EEOC Pulls the Hood Off of Employer’s Attempt to Retaliate against Its EmployeeCan an employer force an employee to agree that his complaints have been adequately addressed? On April 26, the EEOC announced that Downhole Technology LLC will pay a former employee $120,000 and provide other relief after it terminated an employee who refused to do just that.

In Equal Opportunity Equal Employment Opportunity Commission v. Downhole Technology LLC, Kenneth Echols, an African-American employee, reported that white coworkers wore white hoods similar to those used by the Ku Klux Klan to intimidate him. After the report, Echols later reported that those same employees physically and verbally threatened him.

The EEOC alleged that, instead of addressing the reported incidents, Downhole asked Echols to sign an agreement stating that he had not been harassed because of his race and that Downhole had adequately addressed his concerns. When Echols refused, Downhole terminated him despite a prior unblemished employment record.

The EEOC filed suit against Downhole alleging violations of Title VII. Shortly after the lawsuit was filed and after extensive negotiations, the EEOC and the company resolved the claim which led to a two-year consent decree. Under that decree, Downhole Technology must:

  • Pay Echols $120,000 in monetary relief;
  • Give Echols a job recommendation by a senior level manager;
  • Not discuss, mention, or allude to Echols’ charge of discrimination;
  • Exclude any information regarding the charge of discrimination from Echols’ personnel file;
  • Designate and train a liaison to conduct annual training on employees’ rights under Title VII and avoiding unlawful discrimination in the workplace;
  • Adopt an anti-discrimination policy that meets minimum requirements as set out in the decree; and
  • Maintain a toll-free telephone number for employees to report any alleged discrimination.

Obviously, we don’t know what exactly happened in this case—only what the plaintiff and the EEOC alleged.
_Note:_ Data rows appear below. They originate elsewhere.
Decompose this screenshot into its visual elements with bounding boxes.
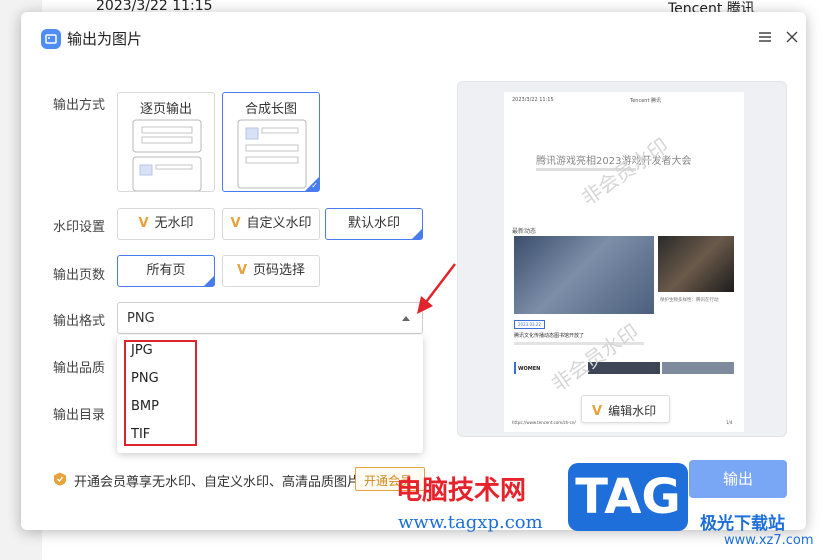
dialog-title: 输出为图片 <box>67 30 143 48</box>
watermark-custom-label: 自定义水印 <box>246 216 312 231</box>
tag-logo: TAG <box>568 463 688 531</box>
preview-footer-right: 1/4 <box>726 420 733 425</box>
image-export-icon <box>41 29 61 49</box>
watermark-v-icon: V <box>230 216 241 231</box>
preview-footer-left: https://www.tencent.com/zh-cn/ <box>512 420 576 425</box>
output-mode-long-image-label: 合成长图 <box>244 102 297 117</box>
pages-all-label: 所有页 <box>146 263 186 278</box>
check-icon: ✓ <box>311 181 318 190</box>
selected-corner-badge <box>204 276 214 286</box>
preview-section: 最新动态 <box>512 228 537 235</box>
label-pages: 输出页数 <box>53 268 106 283</box>
download-site-name: 极光下载站 <box>700 514 785 534</box>
preview-panel: 2023/3/22 11:15 Tencent 腾讯 腾讯游戏亮相2023游戏开… <box>457 81 787 437</box>
output-mode-per-page-label: 逐页输出 <box>139 102 192 117</box>
site-brand-text: 电脑技术网 <box>396 476 527 506</box>
watermark-v-icon: V <box>592 404 603 419</box>
format-select[interactable]: PNG <box>117 302 423 334</box>
label-quality: 输出品质 <box>53 361 106 376</box>
download-site-url: www.xz7.com <box>724 533 814 548</box>
per-page-layout-icon <box>132 119 202 191</box>
preview-caption: 腾讯文化传播动态图书馆开放了 <box>514 333 585 339</box>
edit-watermark-button[interactable]: V 编辑水印 <box>581 395 670 423</box>
output-mode-long-image[interactable]: 合成长图 ✓ <box>222 92 320 192</box>
preview-photo-side <box>658 236 734 292</box>
preview-thumb-3 <box>662 362 734 374</box>
watermark-none-label: 无水印 <box>154 216 194 231</box>
dialog-titlebar: 输出为图片 <box>21 12 806 62</box>
vip-shield-icon <box>54 472 66 486</box>
format-select-value: PNG <box>127 311 155 326</box>
output-mode-per-page[interactable]: 逐页输出 <box>117 92 215 192</box>
pages-select-label: 页码选择 <box>253 263 306 278</box>
watermark-custom-button[interactable]: V 自定义水印 <box>222 208 320 240</box>
preview-women-label: WOMEN <box>518 366 541 372</box>
watermark-default-label: 默认水印 <box>347 216 400 231</box>
preview-header-right: Tencent 腾讯 <box>630 98 661 104</box>
label-watermark: 水印设置 <box>53 220 106 235</box>
site-url-text: www.tagxp.com <box>398 512 543 533</box>
hamburger-icon[interactable] <box>758 29 772 43</box>
selected-corner-badge <box>412 229 422 239</box>
label-format: 输出格式 <box>53 314 106 329</box>
export-button[interactable]: 输出 <box>689 460 787 498</box>
vip-promo-text: 开通会员尊享无水印、自定义水印、高清品质图片 <box>74 475 361 490</box>
long-image-layout-icon <box>237 119 307 189</box>
watermark-none-button[interactable]: V 无水印 <box>117 208 215 240</box>
preview-watermark-2: 非会员水印 <box>547 319 643 397</box>
preview-tag: 2023.03.22 <box>514 320 545 329</box>
preview-side-caption: 保护生物多样性：腾讯在行动 <box>660 298 719 303</box>
label-output-mode: 输出方式 <box>53 98 106 113</box>
watermark-default-button[interactable]: 默认水印 <box>325 208 423 240</box>
pages-select-button[interactable]: V 页码选择 <box>222 255 320 287</box>
edit-watermark-label: 编辑水印 <box>608 404 657 418</box>
close-icon[interactable] <box>785 29 799 43</box>
preview-page: 2023/3/22 11:15 Tencent 腾讯 腾讯游戏亮相2023游戏开… <box>504 92 744 432</box>
pages-all-button[interactable]: 所有页 <box>117 255 215 287</box>
watermark-v-icon: V <box>138 216 149 231</box>
watermark-v-icon: V <box>236 263 248 278</box>
label-directory: 输出目录 <box>53 408 106 423</box>
preview-header-left: 2023/3/22 11:15 <box>512 97 554 103</box>
export-image-dialog: 输出为图片 输出方式 水印设置 输出页数 输出格式 输出品质 输出目录 逐页输出… <box>21 12 806 530</box>
highlight-box <box>124 340 197 446</box>
preview-photo-main <box>514 236 654 314</box>
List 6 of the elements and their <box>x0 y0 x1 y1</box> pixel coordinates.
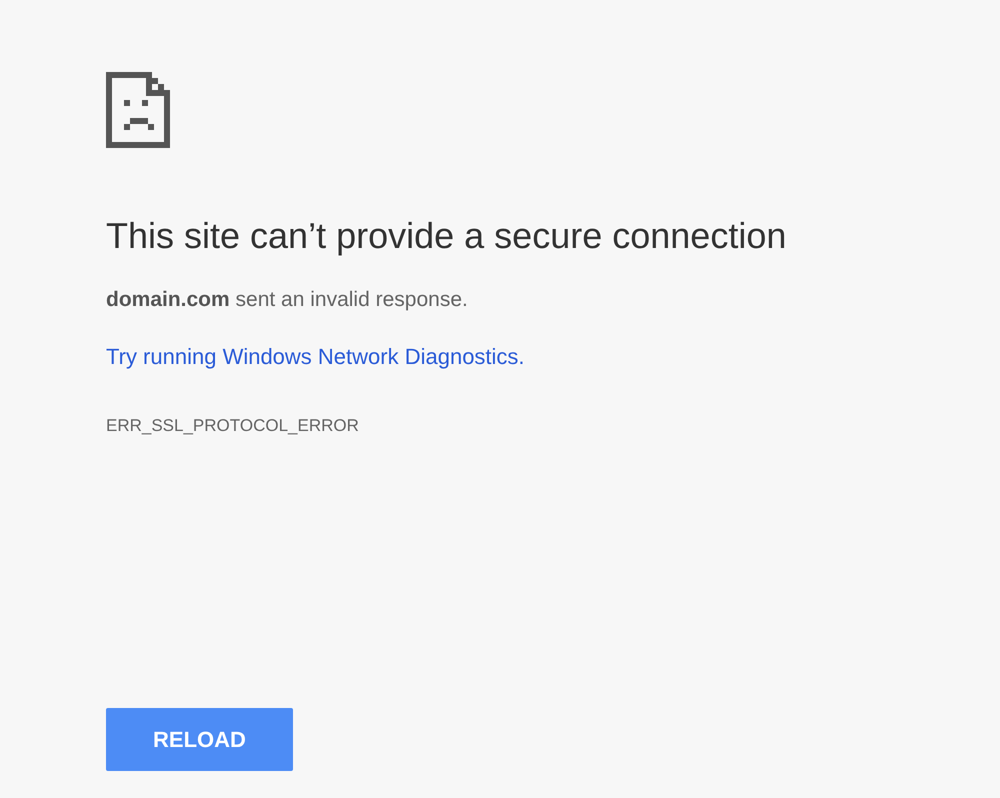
error-heading: This site can’t provide a secure connection <box>106 214 786 258</box>
sad-page-icon <box>106 72 170 148</box>
reload-button[interactable]: RELOAD <box>106 708 293 771</box>
diagnostics-link[interactable]: Try running Windows Network Diagnostics. <box>106 340 525 372</box>
error-message: domain.com sent an invalid response. <box>106 287 468 313</box>
error-code: ERR_SSL_PROTOCOL_ERROR <box>106 414 359 436</box>
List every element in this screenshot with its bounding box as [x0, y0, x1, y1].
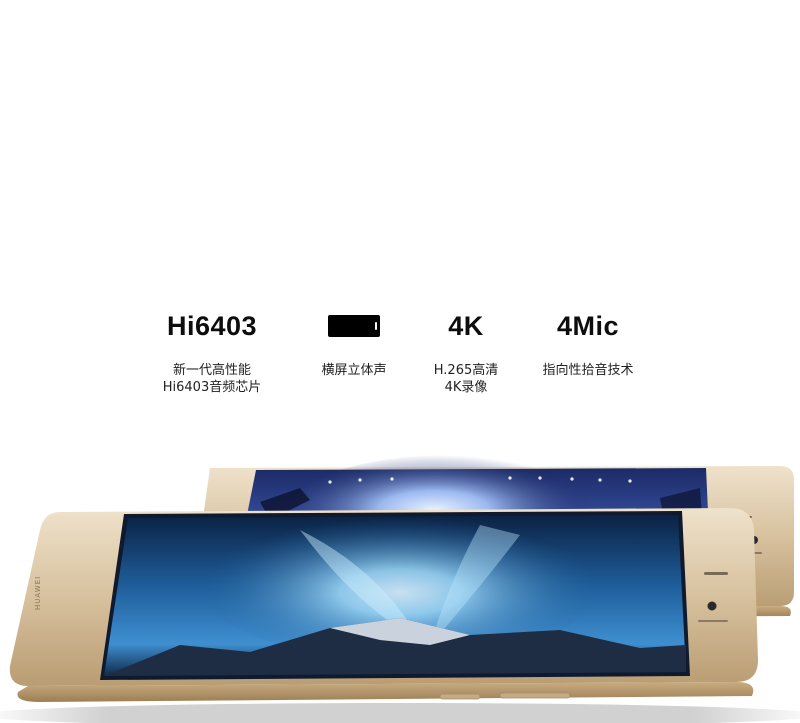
feature-desc-line: 4K录像 — [444, 380, 488, 395]
phone-brand-text: HUAWEI — [34, 576, 42, 610]
feature-desc-line: 指向性拾音技术 — [542, 363, 634, 378]
feature-description: 指向性拾音技术 — [503, 362, 673, 379]
front-phone: HUAWEI — [0, 508, 800, 723]
product-feature-page: Hi6403 新一代高性能 Hi6403音频芯片 横屏立体声 4K H.265高… — [0, 0, 800, 723]
phones-illustration: HUAWEI — [0, 455, 800, 723]
feature-row: Hi6403 新一代高性能 Hi6403音频芯片 横屏立体声 4K H.265高… — [0, 306, 800, 416]
feature-4mic: 4Mic 指向性拾音技术 — [503, 306, 673, 379]
feature-desc-line: Hi6403音频芯片 — [162, 380, 262, 395]
phones-image: HUAWEI — [0, 440, 800, 723]
feature-title: 4Mic — [556, 311, 620, 341]
battery-icon — [328, 315, 380, 337]
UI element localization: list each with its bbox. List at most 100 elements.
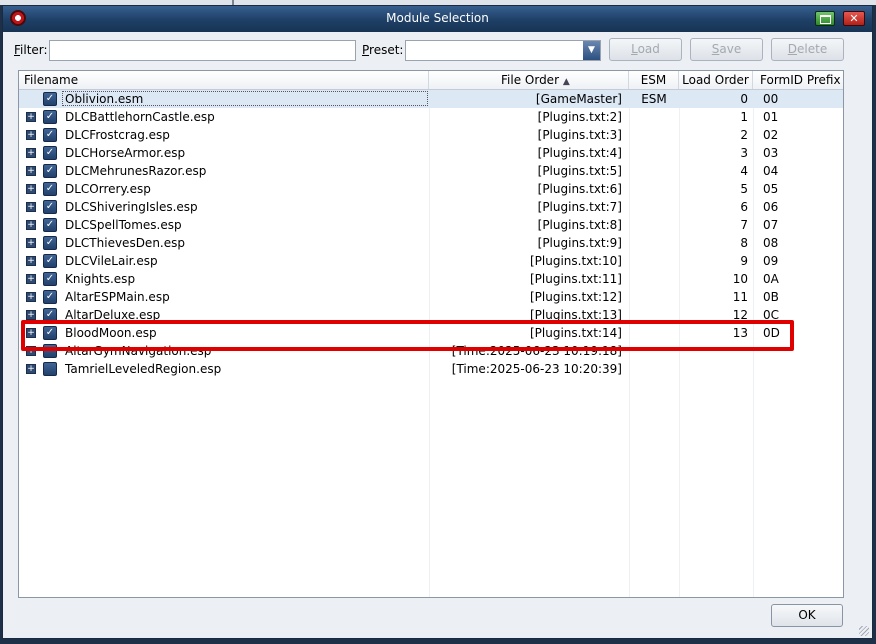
file-order-label: File Order xyxy=(501,73,559,87)
cell-file-order: [Time:2025-06-23 10:20:39] xyxy=(451,362,622,376)
cell-load-order: 2 xyxy=(740,128,748,142)
ok-button[interactable]: OK xyxy=(771,604,843,627)
expand-icon[interactable]: + xyxy=(26,310,36,320)
save-button[interactable]: Save xyxy=(690,38,763,61)
cell-formid-prefix: 07 xyxy=(763,218,779,232)
expand-icon[interactable]: + xyxy=(26,238,36,248)
expand-icon[interactable]: + xyxy=(26,220,36,230)
cell-esm: ESM xyxy=(641,92,667,106)
cell-filename: DLCOrrery.esp xyxy=(65,182,151,196)
expand-icon[interactable]: + xyxy=(26,274,36,284)
table-row[interactable]: + ✓ DLCVileLair.esp [Plugins.txt:10] 9 09 xyxy=(19,252,843,270)
cell-formid-prefix: 0B xyxy=(763,290,779,304)
cell-esm xyxy=(629,216,679,234)
maximize-button[interactable] xyxy=(815,11,835,26)
column-header-formid-prefix[interactable]: FormID Prefix xyxy=(753,71,843,89)
expand-icon[interactable]: + xyxy=(26,202,36,212)
table-row[interactable]: ✓ Oblivion.esm [GameMaster] ESM 0 00 xyxy=(19,90,843,108)
table-row[interactable]: + ✓ DLCShiveringIsles.esp [Plugins.txt:7] 6 0… xyxy=(19,198,843,216)
table-row[interactable]: + ✓ DLCFrostcrag.esp [Plugins.txt:3] 2 02 xyxy=(19,126,843,144)
expand-icon[interactable]: + xyxy=(26,256,36,266)
cell-file-order: [Plugins.txt:9] xyxy=(537,236,622,250)
column-header-load-order[interactable]: Load Order xyxy=(679,71,753,89)
cell-file-order: [Plugins.txt:11] xyxy=(530,272,622,286)
cell-file-order: [Plugins.txt:10] xyxy=(530,254,622,268)
expand-icon[interactable]: + xyxy=(26,364,36,374)
module-checkbox[interactable]: ✓ xyxy=(43,290,57,304)
module-checkbox[interactable] xyxy=(43,362,57,376)
cell-load-order: 6 xyxy=(740,200,748,214)
column-header-file-order[interactable]: File Order ▲ xyxy=(429,71,629,89)
cell-file-order: [Plugins.txt:4] xyxy=(537,146,622,160)
filter-label: Filter: xyxy=(14,43,48,57)
filter-input[interactable] xyxy=(49,40,356,61)
cell-file-order: [Plugins.txt:7] xyxy=(537,200,622,214)
resize-grip[interactable] xyxy=(859,626,869,636)
close-icon: ✕ xyxy=(849,12,859,25)
expand-icon[interactable]: + xyxy=(26,112,36,122)
expand-icon[interactable]: + xyxy=(26,166,36,176)
module-checkbox[interactable]: ✓ xyxy=(43,182,57,196)
cell-filename: DLCFrostcrag.esp xyxy=(65,128,170,142)
module-checkbox[interactable]: ✓ xyxy=(43,164,57,178)
chevron-down-icon[interactable]: ▼ xyxy=(583,41,600,60)
table-row[interactable]: + ✓ DLCSpellTomes.esp [Plugins.txt:8] 7 07 xyxy=(19,216,843,234)
module-checkbox[interactable]: ✓ xyxy=(43,200,57,214)
table-row[interactable]: + ✓ DLCBattlehornCastle.esp [Plugins.txt:2]… xyxy=(19,108,843,126)
table-row[interactable]: + ✓ DLCMehrunesRazor.esp [Plugins.txt:5] 4 04 xyxy=(19,162,843,180)
table-row[interactable]: + ✓ DLCThievesDen.esp [Plugins.txt:9] 8 08 xyxy=(19,234,843,252)
cell-file-order: [Plugins.txt:8] xyxy=(537,218,622,232)
cell-load-order: 1 xyxy=(740,110,748,124)
cell-formid-prefix: 04 xyxy=(763,164,779,178)
cell-load-order: 0 xyxy=(740,92,748,106)
module-checkbox[interactable]: ✓ xyxy=(43,272,57,286)
expand-icon[interactable]: + xyxy=(26,184,36,194)
close-button[interactable]: ✕ xyxy=(843,11,865,26)
table-row[interactable]: + ✓ DLCHorseArmor.esp [Plugins.txt:4] 3 03 xyxy=(19,144,843,162)
cell-load-order: 7 xyxy=(740,218,748,232)
cell-esm xyxy=(629,198,679,216)
cell-esm xyxy=(629,162,679,180)
column-header-esm[interactable]: ESM xyxy=(629,71,679,89)
sort-ascending-icon: ▲ xyxy=(562,77,570,87)
cell-load-order: 3 xyxy=(740,146,748,160)
module-checkbox[interactable]: ✓ xyxy=(43,128,57,142)
cell-filename: AltarESPMain.esp xyxy=(65,290,170,304)
module-checkbox[interactable]: ✓ xyxy=(43,92,57,106)
cell-formid-prefix: 09 xyxy=(763,254,779,268)
expand-icon[interactable]: + xyxy=(26,130,36,140)
cell-file-order: [GameMaster] xyxy=(535,92,622,106)
table-row[interactable]: + ✓ AltarESPMain.esp [Plugins.txt:12] 11 0B xyxy=(19,288,843,306)
cell-esm xyxy=(629,126,679,144)
module-checkbox[interactable]: ✓ xyxy=(43,146,57,160)
cell-load-order: 8 xyxy=(740,236,748,250)
cell-esm xyxy=(629,234,679,252)
cell-esm xyxy=(629,360,679,378)
cell-file-order: [Plugins.txt:3] xyxy=(537,128,622,142)
cell-esm xyxy=(629,288,679,306)
cell-file-order: [Plugins.txt:2] xyxy=(537,110,622,124)
cell-load-order: 11 xyxy=(732,290,748,304)
table-row[interactable]: + ✓ DLCOrrery.esp [Plugins.txt:6] 5 05 xyxy=(19,180,843,198)
cell-load-order: 10 xyxy=(732,272,748,286)
module-checkbox[interactable]: ✓ xyxy=(43,218,57,232)
module-checkbox[interactable]: ✓ xyxy=(43,254,57,268)
cell-filename: TamrielLeveledRegion.esp xyxy=(65,362,222,376)
cell-file-order: [Plugins.txt:12] xyxy=(530,290,622,304)
load-button[interactable]: Load xyxy=(609,38,682,61)
preset-dropdown[interactable]: ▼ xyxy=(405,40,601,61)
title-bar[interactable]: Module Selection ✕ xyxy=(3,6,872,32)
module-checkbox[interactable]: ✓ xyxy=(43,236,57,250)
delete-button[interactable]: Delete xyxy=(771,38,844,61)
cell-filename: DLCSpellTomes.esp xyxy=(65,218,182,232)
table-row[interactable]: + TamrielLeveledRegion.esp [Time:2025-06-2… xyxy=(19,360,843,378)
expand-icon[interactable]: + xyxy=(26,148,36,158)
cell-esm xyxy=(629,108,679,126)
table-row[interactable]: + ✓ Knights.esp [Plugins.txt:11] 10 0A xyxy=(19,270,843,288)
column-header-filename[interactable]: Filename xyxy=(19,71,429,89)
cell-filename: DLCHorseArmor.esp xyxy=(65,146,186,160)
cell-esm xyxy=(629,180,679,198)
module-checkbox[interactable]: ✓ xyxy=(43,110,57,124)
expand-icon[interactable]: + xyxy=(26,292,36,302)
cell-load-order: 4 xyxy=(740,164,748,178)
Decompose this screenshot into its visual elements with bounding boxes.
However, as reported in the complaint, this case is a cautionary tale about how NOT to conclude a harassment investigation. Although, an employer has the right to ask for a waiver of past employment claims in exchange for severance payments when the relationship is ending, the significant fact here is that the employee would have continued to be employed with his complaints of harassment allegedly unaddressed to his satisfaction. Even under these alleged facts, Downhole could have just agreed to disagree with Mr. Echols—who could have then filed his harassment complaint while he continued as an employee. Downhole could then have defended the harassment complaint based on its investigation and the fact that it had stopped the conduct as soon as it was brought to its attention. Significantly, it may have been able to avoid the retaliation claim.